If we assume that the deposed frontrunner, posh Big Brother superfan Nick at 12/1 and the fairly generic Cristian at 25/1 won’t pull it off, that still leaves three legitimate contenders.
Jack was the early favourite whose perceived overconfidence and irritability caused him to drift heavily.
However, he has rallied into 5/2 due to a combination of regaining his sense of humour, being harshly treated by some of the others and dominating the final-week coverage after yoinking £23,900 from the winner’s prize fund and then completing a series of cruel tasks.
Last surviving female Chloe’s 5/2 billing is the most surprising. She initially benefitted from appearing nice but bland, and being “picked on” by divisive Simon and Marc, but has been portrayed as mean-spirited and hypocritical lately, especially to former close ally Jack.
2/1 leader Joel is an exceedingly moral 19-year-old Conservative councillor who combines his less appealing proneness to act judgementally with a delightful campness and flair for putting on a show.
He is one of approximately ten people on the planet to know every word to P!nk’s Raise Your Glass and conducts impromptu interviews with housemates that are far more interrogative and insightful than those by staged by presenter Emma Willis for evictees.
These qualities have made him the most captivating contestant of those that remain, though the tragic triumph of Helen over Ashleigh, who is incidentally a Joel backer, last year proved that alone to be no guarantee of victory.

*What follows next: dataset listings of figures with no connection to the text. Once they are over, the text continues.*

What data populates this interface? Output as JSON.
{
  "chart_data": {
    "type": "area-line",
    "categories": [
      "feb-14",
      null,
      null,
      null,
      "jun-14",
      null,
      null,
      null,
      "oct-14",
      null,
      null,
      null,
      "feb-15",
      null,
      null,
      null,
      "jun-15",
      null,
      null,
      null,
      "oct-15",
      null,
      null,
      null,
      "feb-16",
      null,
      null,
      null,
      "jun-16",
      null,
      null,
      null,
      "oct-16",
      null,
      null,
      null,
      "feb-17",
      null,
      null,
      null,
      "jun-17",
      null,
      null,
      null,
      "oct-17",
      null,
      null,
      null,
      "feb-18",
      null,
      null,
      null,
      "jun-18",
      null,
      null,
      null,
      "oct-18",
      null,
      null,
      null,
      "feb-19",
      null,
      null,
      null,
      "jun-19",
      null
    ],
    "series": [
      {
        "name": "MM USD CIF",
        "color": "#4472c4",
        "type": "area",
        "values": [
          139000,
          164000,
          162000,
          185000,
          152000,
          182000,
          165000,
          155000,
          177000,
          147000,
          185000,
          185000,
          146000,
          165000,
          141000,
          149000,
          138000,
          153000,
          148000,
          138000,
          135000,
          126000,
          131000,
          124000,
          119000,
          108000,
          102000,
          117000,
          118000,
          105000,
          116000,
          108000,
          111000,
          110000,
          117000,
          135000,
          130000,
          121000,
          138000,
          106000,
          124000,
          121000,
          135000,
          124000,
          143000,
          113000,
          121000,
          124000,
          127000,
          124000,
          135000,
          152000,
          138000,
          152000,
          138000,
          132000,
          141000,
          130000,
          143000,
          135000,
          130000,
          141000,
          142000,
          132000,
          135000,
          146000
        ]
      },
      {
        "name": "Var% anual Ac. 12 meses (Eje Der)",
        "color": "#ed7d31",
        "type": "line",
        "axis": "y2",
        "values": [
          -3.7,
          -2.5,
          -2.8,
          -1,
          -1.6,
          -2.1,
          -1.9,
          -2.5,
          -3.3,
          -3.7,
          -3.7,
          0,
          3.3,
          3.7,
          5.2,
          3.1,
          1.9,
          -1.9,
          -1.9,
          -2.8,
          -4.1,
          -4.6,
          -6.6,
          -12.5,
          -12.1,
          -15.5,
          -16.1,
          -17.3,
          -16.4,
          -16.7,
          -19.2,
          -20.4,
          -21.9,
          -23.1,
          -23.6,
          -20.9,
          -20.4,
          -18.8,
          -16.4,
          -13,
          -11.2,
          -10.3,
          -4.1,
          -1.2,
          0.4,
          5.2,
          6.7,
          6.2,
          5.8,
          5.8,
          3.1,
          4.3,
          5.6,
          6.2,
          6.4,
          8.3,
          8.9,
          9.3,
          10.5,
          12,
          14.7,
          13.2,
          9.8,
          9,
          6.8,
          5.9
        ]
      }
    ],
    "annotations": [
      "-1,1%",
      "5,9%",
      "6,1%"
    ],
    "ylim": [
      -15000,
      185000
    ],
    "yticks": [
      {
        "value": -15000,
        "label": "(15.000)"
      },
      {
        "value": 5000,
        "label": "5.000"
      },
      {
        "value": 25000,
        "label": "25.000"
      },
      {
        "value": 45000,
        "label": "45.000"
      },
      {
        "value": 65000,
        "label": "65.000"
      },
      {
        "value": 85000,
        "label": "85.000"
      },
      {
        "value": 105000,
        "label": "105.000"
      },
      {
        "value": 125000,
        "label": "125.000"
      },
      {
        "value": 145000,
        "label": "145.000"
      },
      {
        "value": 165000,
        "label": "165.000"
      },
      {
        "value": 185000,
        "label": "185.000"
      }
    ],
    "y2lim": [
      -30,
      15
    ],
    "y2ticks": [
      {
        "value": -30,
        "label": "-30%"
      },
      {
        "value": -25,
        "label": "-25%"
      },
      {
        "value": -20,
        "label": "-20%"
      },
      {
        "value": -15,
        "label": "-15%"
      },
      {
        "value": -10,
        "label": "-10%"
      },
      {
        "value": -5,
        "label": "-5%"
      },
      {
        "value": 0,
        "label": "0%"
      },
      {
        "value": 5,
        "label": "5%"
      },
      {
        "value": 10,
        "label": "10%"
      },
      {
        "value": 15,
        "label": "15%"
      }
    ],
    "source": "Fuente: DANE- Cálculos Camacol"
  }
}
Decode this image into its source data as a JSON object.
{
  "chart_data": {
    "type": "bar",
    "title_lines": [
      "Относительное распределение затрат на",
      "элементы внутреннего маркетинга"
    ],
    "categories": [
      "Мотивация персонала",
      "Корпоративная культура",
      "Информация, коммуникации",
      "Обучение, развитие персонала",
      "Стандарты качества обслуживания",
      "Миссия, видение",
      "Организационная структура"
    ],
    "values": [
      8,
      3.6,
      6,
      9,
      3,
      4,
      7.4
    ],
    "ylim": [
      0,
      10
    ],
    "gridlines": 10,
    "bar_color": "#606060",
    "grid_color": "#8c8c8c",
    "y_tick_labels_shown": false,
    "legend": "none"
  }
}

Instead, the reason to back Joel is the exceptional record of Welsh participants. The nation has provided three winners and three runners-up, with three of the four entrants since 2009 finishing first and the other second.
The likes of series nine champion Rachel and series 14 king Sam were both far less remarkable and against far more formidable opposition than Joel.
Expect the Tory to mirror his party and confound underwhelming projections in the build-up by bossing it on polling day.